Our ER is trying to revise our triage template (computer charting) to remove any questions that are not needed at triage. Not saying we won't ask them EVENTUALLY, once the patient gets back into a room, but to avoid the backup that we've had, where people may sit out in the lobby for an hour before anyone ever speaks to them, we're trying to find ways to triage faster.
We've had nurses say certain questions MUST BE ASKED during the triage process, as per JCAHO (I think...and maybe EMTALA??). We're screening for suicide & abuse, of course, TB, fall risk, alcohol use, drug use, smoking. All that along with an assessment.
So what REALLY HAS to be done at triage, and what can wait until the patient gets a bed?
I really think the problem is that the new nurses (who shouldn't be in triage in the first place, but that's another story, staffing is stretched to the limit right now) can't do a quick focused assessment. Their triage takes way too long, and we get backed up. NOT because of the previously mentioned questions, but because they're assessing every little thing rather than doing a focused assessment. Obviously quicker assessments will come in time for all of them.
But for now, what exactly are REQUIRED triage screening questions, and what can wait until the person gets a room?
Can anyone give me a sample of exactly what is asked in your ER? Our assessment screen even has things like "behavior" and "appearance". That's appropriate if the person is suicidal or homicidal and the behavoir is "agitated" or "combative" or whatever, but 99% of the time, nurses will write "apearance is uncomfortable" (yeah, duh, they have abdominal pain of course they're uncomfortable) and "behavior is cooperative" (that doesn't help me, where as agitated or combative might). Same with respiratory...most nurses think it's crucial to chart ALL the Resp. fields "breathing is even & unlabored, airway is patent, breath sounds are clear bilaterally" while others are happy with "no deficits noted". We have LOTS of that, where some nurses are fine iwth "no deficits" and move on, while others insist upon charting "abdomen is soft & non-tender in 4 quadrants, bowels sounds present in 4 quadrants, denies n/v/d" even when the chief complaint has nothing to do with GI! And cardiac is another one that most people feel is crucial to at least chart "denies chest pain, denies SOB", they won't just chart "no deficits", and they won't skip the field altogether. Dermatologic "skin is intact, warm, normal color and dry" rather than "no deficits" or skipping that field altogether. We are "supposed" to be charting by exception but they feel they need to "CYA" by charting all of it...hence triage is taking a few minutes longer for each patient, which isn't a big deal until you get 15 people behind that haven't been triaged.
So what are our legal (or EMTALA or JCAHO) requirements on charting and screening in triage?

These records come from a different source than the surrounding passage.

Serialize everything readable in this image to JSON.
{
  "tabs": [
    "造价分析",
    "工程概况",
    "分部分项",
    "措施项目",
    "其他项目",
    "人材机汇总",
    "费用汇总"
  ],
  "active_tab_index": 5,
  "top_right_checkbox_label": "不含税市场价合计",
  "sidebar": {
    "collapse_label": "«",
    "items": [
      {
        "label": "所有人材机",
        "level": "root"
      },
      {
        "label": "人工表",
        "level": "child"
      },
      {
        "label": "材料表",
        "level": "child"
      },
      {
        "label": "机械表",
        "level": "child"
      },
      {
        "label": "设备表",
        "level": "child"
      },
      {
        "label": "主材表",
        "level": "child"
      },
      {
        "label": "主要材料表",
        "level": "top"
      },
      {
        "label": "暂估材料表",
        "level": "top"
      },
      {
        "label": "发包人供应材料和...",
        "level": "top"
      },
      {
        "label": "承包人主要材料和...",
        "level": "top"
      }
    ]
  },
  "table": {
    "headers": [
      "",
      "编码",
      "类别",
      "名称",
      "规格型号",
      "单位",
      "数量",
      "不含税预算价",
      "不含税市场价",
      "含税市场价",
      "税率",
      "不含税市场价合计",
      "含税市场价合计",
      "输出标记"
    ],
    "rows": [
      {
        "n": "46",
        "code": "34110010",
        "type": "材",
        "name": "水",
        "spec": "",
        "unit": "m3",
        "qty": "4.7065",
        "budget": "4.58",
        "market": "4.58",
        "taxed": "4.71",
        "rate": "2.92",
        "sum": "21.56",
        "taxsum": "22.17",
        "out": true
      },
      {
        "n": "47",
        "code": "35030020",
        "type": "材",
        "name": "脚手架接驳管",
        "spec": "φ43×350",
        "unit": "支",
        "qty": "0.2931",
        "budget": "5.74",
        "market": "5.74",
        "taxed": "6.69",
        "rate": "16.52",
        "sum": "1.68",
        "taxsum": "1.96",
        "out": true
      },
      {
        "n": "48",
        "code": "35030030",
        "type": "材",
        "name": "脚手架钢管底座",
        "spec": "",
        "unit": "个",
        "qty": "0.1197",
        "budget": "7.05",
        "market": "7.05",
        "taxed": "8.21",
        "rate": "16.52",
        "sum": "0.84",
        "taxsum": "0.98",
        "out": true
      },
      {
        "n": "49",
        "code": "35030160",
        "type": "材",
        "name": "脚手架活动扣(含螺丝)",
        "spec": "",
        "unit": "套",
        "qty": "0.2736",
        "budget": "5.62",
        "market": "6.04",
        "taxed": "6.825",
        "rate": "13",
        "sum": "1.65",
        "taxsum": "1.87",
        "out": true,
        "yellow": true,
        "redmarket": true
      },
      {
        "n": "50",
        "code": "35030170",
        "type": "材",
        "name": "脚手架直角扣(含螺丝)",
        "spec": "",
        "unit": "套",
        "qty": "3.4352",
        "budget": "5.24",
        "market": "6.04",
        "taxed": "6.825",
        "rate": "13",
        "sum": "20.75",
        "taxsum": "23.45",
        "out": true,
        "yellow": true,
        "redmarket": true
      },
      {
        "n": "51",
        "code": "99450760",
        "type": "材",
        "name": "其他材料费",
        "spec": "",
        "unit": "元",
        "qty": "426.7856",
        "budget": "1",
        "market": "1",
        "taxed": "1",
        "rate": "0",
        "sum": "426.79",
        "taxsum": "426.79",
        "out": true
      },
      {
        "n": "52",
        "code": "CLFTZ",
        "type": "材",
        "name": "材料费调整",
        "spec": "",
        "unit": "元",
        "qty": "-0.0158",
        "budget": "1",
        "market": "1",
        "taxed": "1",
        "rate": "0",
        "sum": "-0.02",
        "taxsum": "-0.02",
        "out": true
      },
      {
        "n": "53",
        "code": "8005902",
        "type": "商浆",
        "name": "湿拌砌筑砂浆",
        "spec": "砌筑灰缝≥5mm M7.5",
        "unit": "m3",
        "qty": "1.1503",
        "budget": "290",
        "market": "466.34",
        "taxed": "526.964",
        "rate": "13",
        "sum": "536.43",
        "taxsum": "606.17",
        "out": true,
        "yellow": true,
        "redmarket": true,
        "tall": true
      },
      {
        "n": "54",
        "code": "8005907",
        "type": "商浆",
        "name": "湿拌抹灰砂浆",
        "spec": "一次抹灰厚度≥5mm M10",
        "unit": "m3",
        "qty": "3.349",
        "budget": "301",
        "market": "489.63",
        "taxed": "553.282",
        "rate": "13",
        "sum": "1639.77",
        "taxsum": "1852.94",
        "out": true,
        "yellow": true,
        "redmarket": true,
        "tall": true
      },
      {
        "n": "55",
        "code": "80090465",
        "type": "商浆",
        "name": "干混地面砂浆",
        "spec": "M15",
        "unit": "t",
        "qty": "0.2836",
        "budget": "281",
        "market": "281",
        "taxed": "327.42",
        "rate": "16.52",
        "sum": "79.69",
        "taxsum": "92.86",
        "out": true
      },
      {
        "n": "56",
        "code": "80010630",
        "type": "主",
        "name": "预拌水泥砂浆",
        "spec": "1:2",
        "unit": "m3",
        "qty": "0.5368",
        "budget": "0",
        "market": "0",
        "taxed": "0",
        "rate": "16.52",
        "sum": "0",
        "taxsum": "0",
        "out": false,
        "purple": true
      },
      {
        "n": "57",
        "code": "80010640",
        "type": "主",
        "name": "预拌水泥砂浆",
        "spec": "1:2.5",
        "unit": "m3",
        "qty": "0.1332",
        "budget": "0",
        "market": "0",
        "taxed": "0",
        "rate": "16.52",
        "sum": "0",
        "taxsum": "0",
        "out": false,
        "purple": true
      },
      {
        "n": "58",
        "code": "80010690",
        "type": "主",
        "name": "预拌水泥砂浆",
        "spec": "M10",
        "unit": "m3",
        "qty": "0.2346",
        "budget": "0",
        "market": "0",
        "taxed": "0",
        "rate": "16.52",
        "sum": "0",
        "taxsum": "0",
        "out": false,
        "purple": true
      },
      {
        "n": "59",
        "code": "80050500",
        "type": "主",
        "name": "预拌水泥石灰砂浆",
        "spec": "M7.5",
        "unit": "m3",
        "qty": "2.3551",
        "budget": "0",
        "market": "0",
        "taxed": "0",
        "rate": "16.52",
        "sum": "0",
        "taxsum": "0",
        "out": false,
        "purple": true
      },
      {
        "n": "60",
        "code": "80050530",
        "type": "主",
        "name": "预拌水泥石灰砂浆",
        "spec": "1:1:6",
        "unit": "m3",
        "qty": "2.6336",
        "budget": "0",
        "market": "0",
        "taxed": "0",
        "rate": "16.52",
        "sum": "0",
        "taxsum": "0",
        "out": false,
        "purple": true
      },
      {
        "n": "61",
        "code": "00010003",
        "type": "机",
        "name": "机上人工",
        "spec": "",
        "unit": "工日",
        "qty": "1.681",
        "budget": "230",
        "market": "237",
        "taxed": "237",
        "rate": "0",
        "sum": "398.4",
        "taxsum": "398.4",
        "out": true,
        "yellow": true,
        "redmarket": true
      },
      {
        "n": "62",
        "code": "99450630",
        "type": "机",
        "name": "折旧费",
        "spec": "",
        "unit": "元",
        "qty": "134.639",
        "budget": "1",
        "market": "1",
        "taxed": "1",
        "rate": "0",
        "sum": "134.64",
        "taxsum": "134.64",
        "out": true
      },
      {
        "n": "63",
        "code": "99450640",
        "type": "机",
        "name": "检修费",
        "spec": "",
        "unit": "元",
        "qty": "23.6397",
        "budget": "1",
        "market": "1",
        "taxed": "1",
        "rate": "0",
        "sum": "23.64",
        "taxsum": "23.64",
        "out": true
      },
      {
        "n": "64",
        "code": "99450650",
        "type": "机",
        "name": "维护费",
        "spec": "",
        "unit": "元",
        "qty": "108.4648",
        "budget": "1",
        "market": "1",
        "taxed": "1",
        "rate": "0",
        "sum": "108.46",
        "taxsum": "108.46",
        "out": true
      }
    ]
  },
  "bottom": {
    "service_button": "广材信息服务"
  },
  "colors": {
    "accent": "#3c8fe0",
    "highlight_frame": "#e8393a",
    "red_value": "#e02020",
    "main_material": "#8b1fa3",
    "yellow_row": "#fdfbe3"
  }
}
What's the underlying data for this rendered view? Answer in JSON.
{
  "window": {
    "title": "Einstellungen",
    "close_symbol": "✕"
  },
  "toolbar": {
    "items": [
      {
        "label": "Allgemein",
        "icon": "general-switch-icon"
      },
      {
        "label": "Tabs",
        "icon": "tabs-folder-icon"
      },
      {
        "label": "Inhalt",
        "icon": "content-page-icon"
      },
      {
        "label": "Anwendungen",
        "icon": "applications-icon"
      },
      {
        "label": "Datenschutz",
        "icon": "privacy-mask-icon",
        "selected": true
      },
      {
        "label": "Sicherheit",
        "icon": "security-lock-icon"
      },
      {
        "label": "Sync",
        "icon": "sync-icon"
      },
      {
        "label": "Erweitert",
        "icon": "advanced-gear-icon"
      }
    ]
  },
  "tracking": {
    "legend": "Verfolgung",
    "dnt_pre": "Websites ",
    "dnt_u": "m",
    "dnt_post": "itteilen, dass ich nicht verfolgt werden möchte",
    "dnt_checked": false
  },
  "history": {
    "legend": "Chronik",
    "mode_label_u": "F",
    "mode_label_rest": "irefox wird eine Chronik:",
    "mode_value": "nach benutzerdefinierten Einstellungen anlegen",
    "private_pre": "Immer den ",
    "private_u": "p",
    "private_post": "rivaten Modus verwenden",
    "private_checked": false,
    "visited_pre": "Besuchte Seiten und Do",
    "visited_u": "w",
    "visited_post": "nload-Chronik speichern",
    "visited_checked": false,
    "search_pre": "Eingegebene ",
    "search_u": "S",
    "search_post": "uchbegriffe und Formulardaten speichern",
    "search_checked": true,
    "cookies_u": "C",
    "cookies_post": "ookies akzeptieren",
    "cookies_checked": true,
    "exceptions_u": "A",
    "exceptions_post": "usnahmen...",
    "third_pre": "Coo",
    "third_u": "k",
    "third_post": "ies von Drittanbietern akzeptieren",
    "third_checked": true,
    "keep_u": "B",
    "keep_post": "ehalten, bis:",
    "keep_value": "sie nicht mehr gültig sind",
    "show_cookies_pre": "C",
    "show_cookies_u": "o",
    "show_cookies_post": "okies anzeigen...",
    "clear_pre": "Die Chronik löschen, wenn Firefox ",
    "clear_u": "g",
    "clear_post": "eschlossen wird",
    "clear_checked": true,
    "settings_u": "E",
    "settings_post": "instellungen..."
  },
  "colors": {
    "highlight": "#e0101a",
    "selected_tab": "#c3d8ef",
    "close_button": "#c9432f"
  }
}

And what are our liability risks for "no deficits" or not charting something at all? I've never been involved in a court case where my charting came up so I honestly don't know how to help the triage committee pare down the process within legal and liability constraints, and we have nurses who simply refuse to triage any way other than the way they've always done it, which is a complete and full assessment (with NEVER a "no deficits noted" comment)! Maybe they're being smart and I'm naive, and if so, I need to know that!
Any help would be appreciated as we try to streamline our process.